BTRFS error: corruption

Simom · January 30, 2023

Hello!

I am running a RAID1 SATA SSD Cache pool and I am getting some BTRFS errors:

Jan 29 23:57:12 Turing kernel: BTRFS warning (device sdd1): csum failed root 5 ino 3599 off 2499960832 csum 0x60341ddd expected csum 0x88e58ce3 mirror 2
Jan 29 23:57:12 Turing kernel: BTRFS error (device sdd1): bdev /dev/sdd1 errs: wr 0, rd 0, flush 0, corrupt 1, gen 0
Jan 29 23:57:12 Turing kernel: BTRFS warning (device sdd1): csum failed root 5 ino 3599 off 2499964928 csum 0x1470dccc expected csum 0x8188ffff mirror 2
Jan 29 23:57:12 Turing kernel: BTRFS error (device sdd1): bdev /dev/sdd1 errs: wr 0, rd 0, flush 0, corrupt 2, gen 0
Jan 29 23:57:12 Turing kernel: BTRFS warning (device sdd1): csum failed root 5 ino 3599 off 2499960832 csum 0x60341ddd expected csum 0x88e58ce3 mirror 1
Jan 29 23:57:12 Turing kernel: BTRFS error (device sdd1): bdev /dev/sde1 errs: wr 0, rd 0, flush 0, corrupt 1, gen 0
Jan 29 23:57:12 Turing kernel: BTRFS warning (device sdd1): csum failed root 5 ino 3599 off 2499964928 csum 0x1470dccc expected csum 0x8188ffff mirror 1
Jan 29 23:57:12 Turing kernel: BTRFS error (device sdd1): bdev /dev/sde1 errs: wr 0, rd 0, flush 0, corrupt 2, gen 0
Jan 29 23:57:12 Turing kernel: BTRFS warning (device sdd1): csum failed root 5 ino 3599 off 2499960832 csum 0x60341ddd expected csum 0x88e58ce3 mirror 2
Jan 29 23:57:12 Turing kernel: BTRFS error (device sdd1): bdev /dev/sdd1 errs: wr 0, rd 0, flush 0, corrupt 3, gen 0
Jan 29 23:57:12 Turing kernel: BTRFS warning (device sdd1): csum failed root 5 ino 3599 off 2499964928 csum 0x1470dccc expected csum 0x8188ffff mirror 2
Jan 29 23:57:12 Turing kernel: BTRFS error (device sdd1): bdev /dev/sdd1 errs: wr 0, rd 0, flush 0, corrupt 4, gen 0

As I had some issues with this pool (and another one) some time ago with similiar looking logs, I decided to fromat both drives about 2 days ago. I recreated the cache pool and moved the data back and not even after 48h I got the error above.

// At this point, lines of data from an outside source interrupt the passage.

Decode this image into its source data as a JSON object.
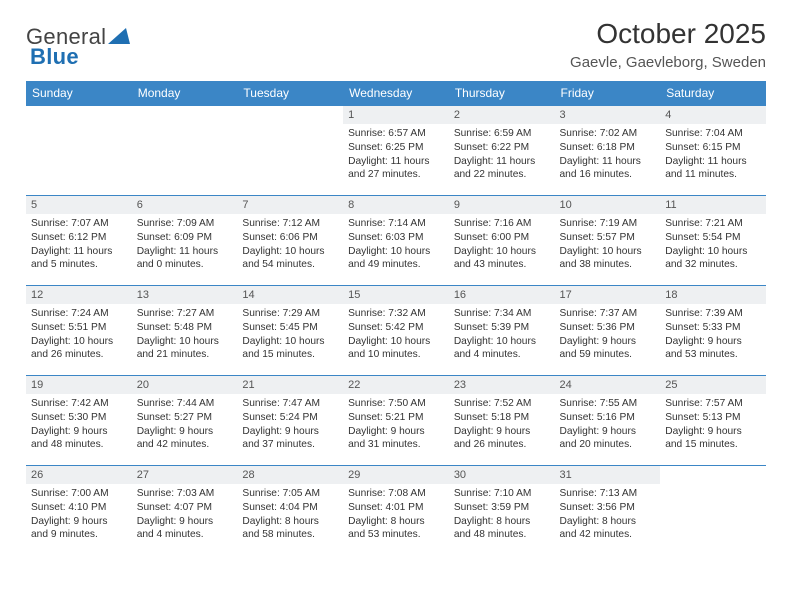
{
  "brand": {
    "name_a": "General",
    "name_b": "Blue",
    "tri_color": "#1f6fb2"
  },
  "title": "October 2025",
  "location": "Gaevle, Gaevleborg, Sweden",
  "colors": {
    "header_bg": "#3b86c6",
    "header_text": "#ffffff",
    "daynum_bg": "#eef0f2",
    "rule": "#3b86c6"
  },
  "day_headers": [
    "Sunday",
    "Monday",
    "Tuesday",
    "Wednesday",
    "Thursday",
    "Friday",
    "Saturday"
  ],
  "weeks": [
    [
      {
        "n": "",
        "sr": "",
        "ss": "",
        "dl": ""
      },
      {
        "n": "",
        "sr": "",
        "ss": "",
        "dl": ""
      },
      {
        "n": "",
        "sr": "",
        "ss": "",
        "dl": ""
      },
      {
        "n": "1",
        "sr": "Sunrise: 6:57 AM",
        "ss": "Sunset: 6:25 PM",
        "dl": "Daylight: 11 hours and 27 minutes."
      },
      {
        "n": "2",
        "sr": "Sunrise: 6:59 AM",
        "ss": "Sunset: 6:22 PM",
        "dl": "Daylight: 11 hours and 22 minutes."
      },
      {
        "n": "3",
        "sr": "Sunrise: 7:02 AM",
        "ss": "Sunset: 6:18 PM",
        "dl": "Daylight: 11 hours and 16 minutes."
      },
      {
        "n": "4",
        "sr": "Sunrise: 7:04 AM",
        "ss": "Sunset: 6:15 PM",
        "dl": "Daylight: 11 hours and 11 minutes."
      }
    ],
    [
      {
        "n": "5",
        "sr": "Sunrise: 7:07 AM",
        "ss": "Sunset: 6:12 PM",
        "dl": "Daylight: 11 hours and 5 minutes."
      },
      {
        "n": "6",
        "sr": "Sunrise: 7:09 AM",
        "ss": "Sunset: 6:09 PM",
        "dl": "Daylight: 11 hours and 0 minutes."
      },
      {
        "n": "7",
        "sr": "Sunrise: 7:12 AM",
        "ss": "Sunset: 6:06 PM",
        "dl": "Daylight: 10 hours and 54 minutes."
      },
      {
        "n": "8",
        "sr": "Sunrise: 7:14 AM",
        "ss": "Sunset: 6:03 PM",
        "dl": "Daylight: 10 hours and 49 minutes."
      },
      {
        "n": "9",
        "sr": "Sunrise: 7:16 AM",
        "ss": "Sunset: 6:00 PM",
        "dl": "Daylight: 10 hours and 43 minutes."
      },
      {
        "n": "10",
        "sr": "Sunrise: 7:19 AM",
        "ss": "Sunset: 5:57 PM",
        "dl": "Daylight: 10 hours and 38 minutes."
      },
      {
        "n": "11",
        "sr": "Sunrise: 7:21 AM",
        "ss": "Sunset: 5:54 PM",
        "dl": "Daylight: 10 hours and 32 minutes."
      }
    ],
    [
      {
        "n": "12",
        "sr": "Sunrise: 7:24 AM",
        "ss": "Sunset: 5:51 PM",
        "dl": "Daylight: 10 hours and 26 minutes."
      },
      {
        "n": "13",
        "sr": "Sunrise: 7:27 AM",
        "ss": "Sunset: 5:48 PM",
        "dl": "Daylight: 10 hours and 21 minutes."
      },
      {
        "n": "14",
        "sr": "Sunrise: 7:29 AM",
        "ss": "Sunset: 5:45 PM",
        "dl": "Daylight: 10 hours and 15 minutes."
      },
      {
        "n": "15",
        "sr": "Sunrise: 7:32 AM",
        "ss": "Sunset: 5:42 PM",
        "dl": "Daylight: 10 hours and 10 minutes."
      },
      {
        "n": "16",
        "sr": "Sunrise: 7:34 AM",
        "ss": "Sunset: 5:39 PM",
        "dl": "Daylight: 10 hours and 4 minutes."
      },
      {
        "n": "17",
        "sr": "Sunrise: 7:37 AM",
        "ss": "Sunset: 5:36 PM",
        "dl": "Daylight: 9 hours and 59 minutes."
      },
      {
        "n": "18",
        "sr": "Sunrise: 7:39 AM",
        "ss": "Sunset: 5:33 PM",
        "dl": "Daylight: 9 hours and 53 minutes."
      }
    ],
    [
      {
        "n": "19",
        "sr": "Sunrise: 7:42 AM",
        "ss": "Sunset: 5:30 PM",
        "dl": "Daylight: 9 hours and 48 minutes."
      },
      {
        "n": "20",
        "sr": "Sunrise: 7:44 AM",
        "ss": "Sunset: 5:27 PM",
        "dl": "Daylight: 9 hours and 42 minutes."
      },
      {
        "n": "21",
        "sr": "Sunrise: 7:47 AM",
        "ss": "Sunset: 5:24 PM",
        "dl": "Daylight: 9 hours and 37 minutes."
      },
      {
        "n": "22",
        "sr": "Sunrise: 7:50 AM",
        "ss": "Sunset: 5:21 PM",
        "dl": "Daylight: 9 hours and 31 minutes."
      },
      {
        "n": "23",
        "sr": "Sunrise: 7:52 AM",
        "ss": "Sunset: 5:18 PM",
        "dl": "Daylight: 9 hours and 26 minutes."
      },
      {
        "n": "24",
        "sr": "Sunrise: 7:55 AM",
        "ss": "Sunset: 5:16 PM",
        "dl": "Daylight: 9 hours and 20 minutes."
      },
      {
        "n": "25",
        "sr": "Sunrise: 7:57 AM",
        "ss": "Sunset: 5:13 PM",
        "dl": "Daylight: 9 hours and 15 minutes."
      }
    ],
    [
      {
        "n": "26",
        "sr": "Sunrise: 7:00 AM",
        "ss": "Sunset: 4:10 PM",
        "dl": "Daylight: 9 hours and 9 minutes."
      },
      {
        "n": "27",
        "sr": "Sunrise: 7:03 AM",
        "ss": "Sunset: 4:07 PM",
        "dl": "Daylight: 9 hours and 4 minutes."
      },
      {
        "n": "28",
        "sr": "Sunrise: 7:05 AM",
        "ss": "Sunset: 4:04 PM",
        "dl": "Daylight: 8 hours and 58 minutes."
      },
      {
        "n": "29",
        "sr": "Sunrise: 7:08 AM",
        "ss": "Sunset: 4:01 PM",
        "dl": "Daylight: 8 hours and 53 minutes."
      },
      {
        "n": "30",
        "sr": "Sunrise: 7:10 AM",
        "ss": "Sunset: 3:59 PM",
        "dl": "Daylight: 8 hours and 48 minutes."
      },
      {
        "n": "31",
        "sr": "Sunrise: 7:13 AM",
        "ss": "Sunset: 3:56 PM",
        "dl": "Daylight: 8 hours and 42 minutes."
      },
      {
        "n": "",
        "sr": "",
        "ss": "",
        "dl": ""
      }
    ]
  ]
}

I would be thankful if someone has an idea or can point me into a direction!
(Diagnostics are attached)

turing-diagnostics-20230130-0205.zip

JorgeB · January 30, 2023

One of the pool devices dropped offline in the past:

Jan 28 05:43:28 Turing kernel: BTRFS info (device nvme1n1p1): bdev /dev/nvme1n1p1 errs: wr 364810, rd 272, flush 32498, corrupt 169, gen 0

See here for more info and better pool monitoring.

Simom · January 30, 2023

Hey, thanks for the response. You are kinda right. but that error is from another cache pool (my nvme one) (I am currently working on clearing the pool you mentioned, so I can scrub and format it).

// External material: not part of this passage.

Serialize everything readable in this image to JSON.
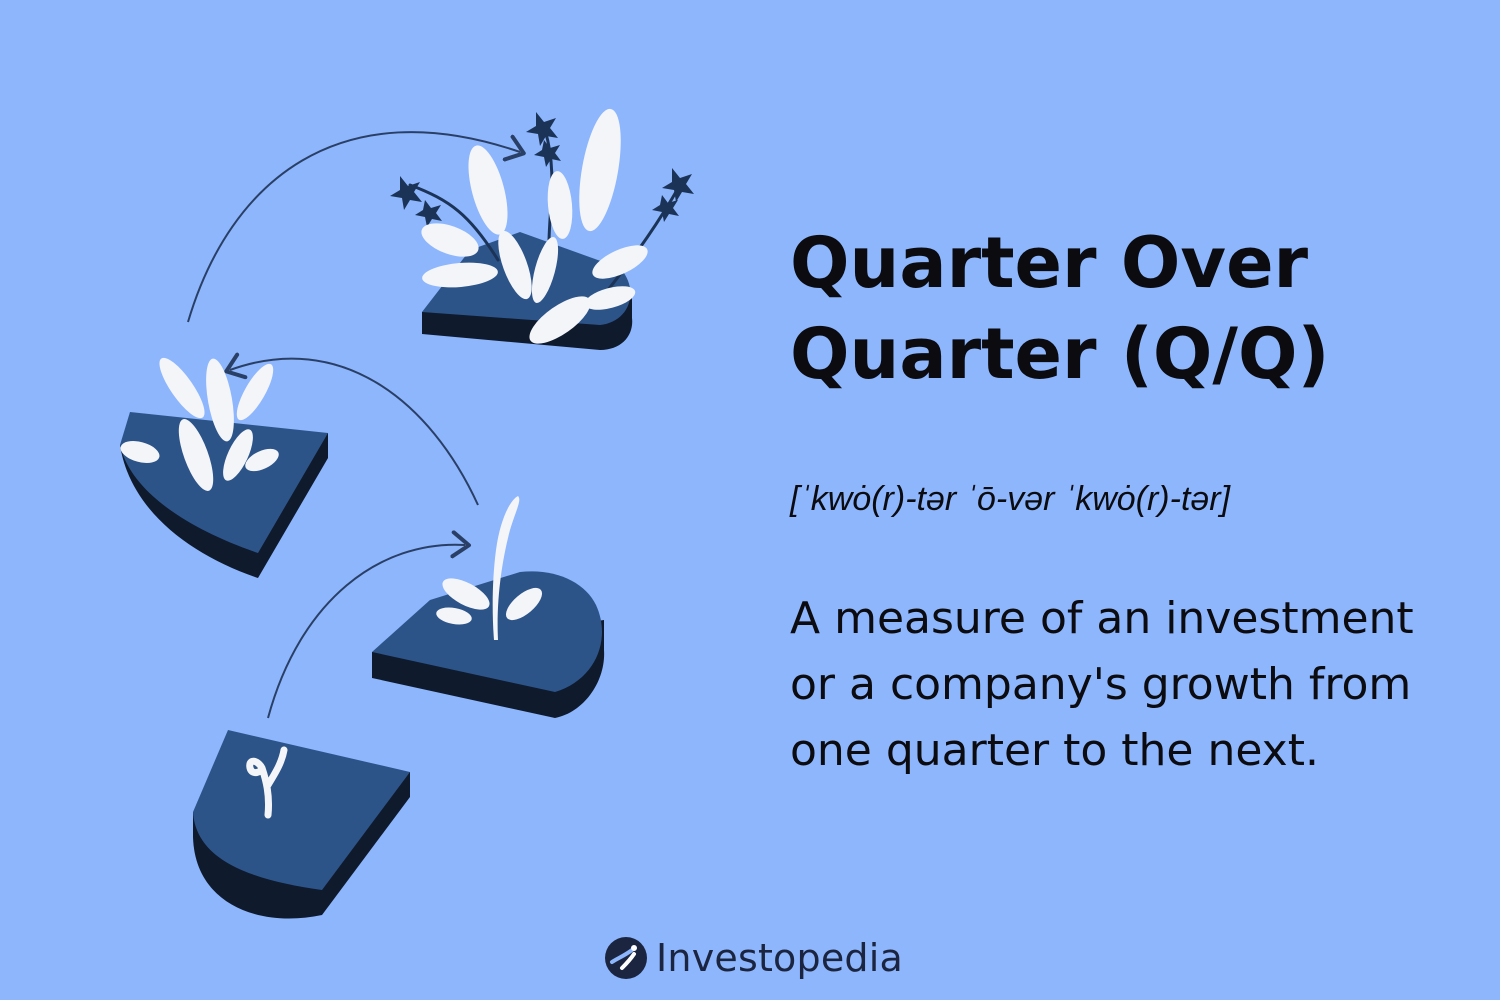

As far as I understand the error you mentioned shouldn't be connected to the one I posted about because the devices are part of different pools or am I missing something?

JorgeB · January 30, 2023

4 minutes ago, Simom said:

As far as I understand the error you mentioned shouldn't be connected to the one I posted

Correct, missed that you had two pools, unexpected csum errors can be the result of RAM issues, suggest running memtest, still recommend the monitoring script for both pools.

Simom · January 30, 2023

Alright I will try that! As I said I had a similiiar issue to this one some time ago but swapped CPU, MoBo and RAM since then. Nevertheless thanks for the help!

trurl · January 30, 2023

31 minutes ago, JorgeB said:

unexpected csum errors can be the result of RAM issues

23 minutes ago, Simom said:

swapped CPU, MoBo and RAM

In which case, the errors could have been the result of previous bad RAM.

In any case,

32 minutes ago, JorgeB said:

suggest running memtest

Simom · January 31, 2023

18 hours ago, trurl said:

In which case, the errors could have been the result of previous bad RAM.

I think I didn't clearly state my previous trouble shooting steps and this is leading me to some confussion. So all in order:

I had some csum erros like the one in my first comment
I swapped systems with new CPU, MoBo and RAM
unassigned both drives, formatted them and created a new pool
not even 48h later I get a new csum error

As I created a new pool, this still might be a problem with my current RAM, but not with my old one, or am I missing something?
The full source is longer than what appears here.